The intro shows Nick Offerman getting killed after burying some stolen money under a hotel room floor, and between this and The Sisters Brothers, I’m having a Coen Brothers-reminiscent double-feature. Ten years post-Offerman, four guests meet in the hotel lobby: false priest Jeff Bridges, pissy Dakota Johnson (A Bigger Splash, daughter of Melanie Griffith), salesman Jon Hamm, and downtrodden singer Cynthia Erivo (Tony-winning star of The Color Purple musical), along with lobby boy Lewis Pullman (The Strangers 2). Four of these people are not who they seem (the singer is exactly who she seems), and the movie will cut back and forth in time introducing each of their backstories as they violently collide in the present day of 1970-something. I heard this movie was a fun Tarantino knockoff, and it’s kinda Four Rooms-meets-Hateful Eight, maybe not up to the high standard of Goddard’s Cabin in the Woods and The Good Place, but it looks excellent and is a fun way to spend two long hours (each scene deliciously stringing you along, knowing you ain’t got nowhere better to be).

Chris “Thor” Hemsworth is introduced in the second half. After so much violent duplicity it seems like overkill to suddenly introduce a sex/death-cult leader, but I was busy being distracted by thinking he was definitely Chris Pine, but knowing he couldn’t be since Pine has bright glowing eyes and the only person in this movie with bright glowing eyes is Jeff Bridges as the false priest. Bridges was Offerman’s partner, seeking the money after a decade in prison, and Johnson and her psycho-killer younger sister Cailee Spaeny (Pacific Rim 2) are escapees from the Hemsworth Manson/Morrisson cult. Hamm is an FBI agent looking for God knows what but stumbling across the surveillance system in the hotel, run by self-hating Vietnam sniper-turned-heroin addict Pullman. Everyone kills everyone else, but Cynthia is too sympathetic to die, so she makes it out, possibly with the cash and/or Jeff Bridges, I don’t remember. Desplat lays down some fun music, but most of the entertainment comes from the jukebox songs and the ones Cynthia sings, sometimes in fragments, pausing and backing up.

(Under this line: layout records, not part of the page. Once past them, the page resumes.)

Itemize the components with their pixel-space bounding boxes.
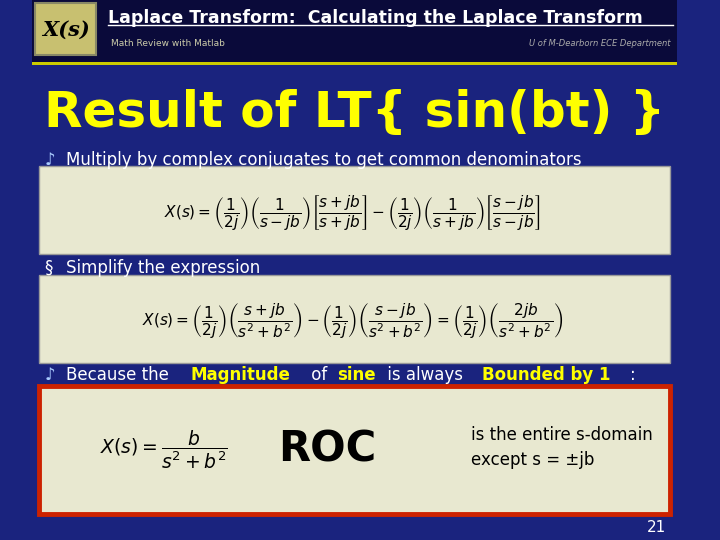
Text: Because the: Because the <box>66 366 174 384</box>
Text: of: of <box>307 366 333 384</box>
Text: Multiply by complex conjugates to get common denominators: Multiply by complex conjugates to get co… <box>66 151 581 169</box>
FancyBboxPatch shape <box>39 386 670 514</box>
Text: $X(s) = \left(\dfrac{1}{2j}\right)\left(\dfrac{s+jb}{s^2+b^2}\right) - \left(\df: $X(s) = \left(\dfrac{1}{2j}\right)\left(… <box>142 301 563 341</box>
FancyBboxPatch shape <box>39 166 670 254</box>
Text: ROC: ROC <box>279 429 377 471</box>
FancyBboxPatch shape <box>35 3 96 55</box>
Text: $X(s) = \dfrac{b}{s^2+b^2}$: $X(s) = \dfrac{b}{s^2+b^2}$ <box>100 429 228 471</box>
Text: Laplace Transform:  Calculating the Laplace Transform: Laplace Transform: Calculating the Lapla… <box>108 9 643 27</box>
Text: U of M-Dearborn ECE Department: U of M-Dearborn ECE Department <box>528 39 670 49</box>
Text: ♪: ♪ <box>44 366 55 384</box>
Text: $X(s) = \left(\dfrac{1}{2j}\right)\left(\dfrac{1}{s-jb}\right)\left[\dfrac{s+jb}: $X(s) = \left(\dfrac{1}{2j}\right)\left(… <box>164 192 541 232</box>
Text: ♪: ♪ <box>44 151 55 169</box>
Text: sine: sine <box>337 366 376 384</box>
Text: Magnitude: Magnitude <box>191 366 291 384</box>
Text: Result of LT{ sin(bt) }: Result of LT{ sin(bt) } <box>44 89 665 137</box>
FancyBboxPatch shape <box>32 62 678 64</box>
Text: Math Review with Matlab: Math Review with Matlab <box>111 39 225 49</box>
Text: Bounded by 1: Bounded by 1 <box>482 366 610 384</box>
Text: §: § <box>44 259 53 277</box>
Text: except s = ±jb: except s = ±jb <box>471 451 595 469</box>
Text: is the entire s-domain: is the entire s-domain <box>471 426 653 444</box>
FancyBboxPatch shape <box>39 275 670 363</box>
Text: X(s): X(s) <box>42 20 89 40</box>
Text: is always: is always <box>382 366 468 384</box>
FancyBboxPatch shape <box>32 0 678 62</box>
Text: :: : <box>630 366 636 384</box>
Text: 21: 21 <box>647 521 667 536</box>
Text: Simplify the expression: Simplify the expression <box>66 259 260 277</box>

Every year a new Jessica Chastain movie where Matt Damon’s left all alone on a planet. A Ridley Scott movie with screenplay by Drew Goddard, I was expecting the light tone, the relentless science (this movie loves science), the upbeat ending, the highly convincing Martian landscapes, but I wish the visuals were half as impressive as those in Prometheus. Maybe I needed to watch the 3D version.

Wounded Damon is left on planet by Chastain and Michael Peña and crew, NASA head Jeff Daniels argues with project head Chiwetel Ejiofor and something head Sean Bean on what to do, with further ground help from Kristen Wiig and Donald Glover and Eddy Ko.

I completely enjoyed this at the time, so not sure if it’s the movie’s fault or some other reason that I turned on it a few days later, deciding it was formulaic entertainment and that all movies look the same and I need to start watching new kinds of things before I start boring myself. I’m looking at showtimes for Crimson Peak and Bridge of Spies and Coming Home and Truth and Sicario and Beasts of No Nation and thinking “ugh, how awful” and pondering going on an avant-garde spree (or at least a Nagisa Oshima spree) instead. It’s probably just a phase. In the meantime, The Martian is my Birdman of the year: convincing in a theater, troubling immediately afterward.

This is one of my favorite things – I went back and watched it again, to be positive. Goddard (wrote Cloverfield, worked on Lost and Buffy) and producer Whedon (who is having a big month) manage to make it seem easy, blending horror and comedy, movie and meta-movie more excitingly than Scream did, forming a sort of horror-movie construction-kit. It gradually reveals its scheme while telling us why this is all necessary, and when the stock characters realize that they’re stock characters and break out of the model, they knowingly and misanthropically unleash Lovecraftian armageddon.

The Virgin: Kristen Connolly

L-R:
The Scholar: Jesse Williams of Grey’s Anatomy
The Athlete: Chris “Thor” Hemsworth
The Slut: yellow power ranger Anna Hutchison
The Fool: Fran Kranz of Whedon’s Dollhouse

Not pictured: Richard Jenkins and West Wing star Bradley Whitford push the buttons manipulating our stock characters to their doom. Brian White (IMDB specifies that he’s their 34th Brian White) is the new guy, Amy Acker (also Dollhouse) runs the chem department, and an uncredited Sigourney Weaver runs the whole show.

Writer/director Goddard:

The truth is, this movie does comment on a horror movie, but that wasn’t our goal. We wanted to comment more on who we are and what part horror plays in us as a people. If you keep that in your sights the whole time, it’s easier to find the balance, because then your movie is just becoming about commenting on the human condition and not worrying too much about, “What is this saying about the genre or the films?” It’s much more just, “What are we saying in general?” That’s the sort of thing you have to hold firm to.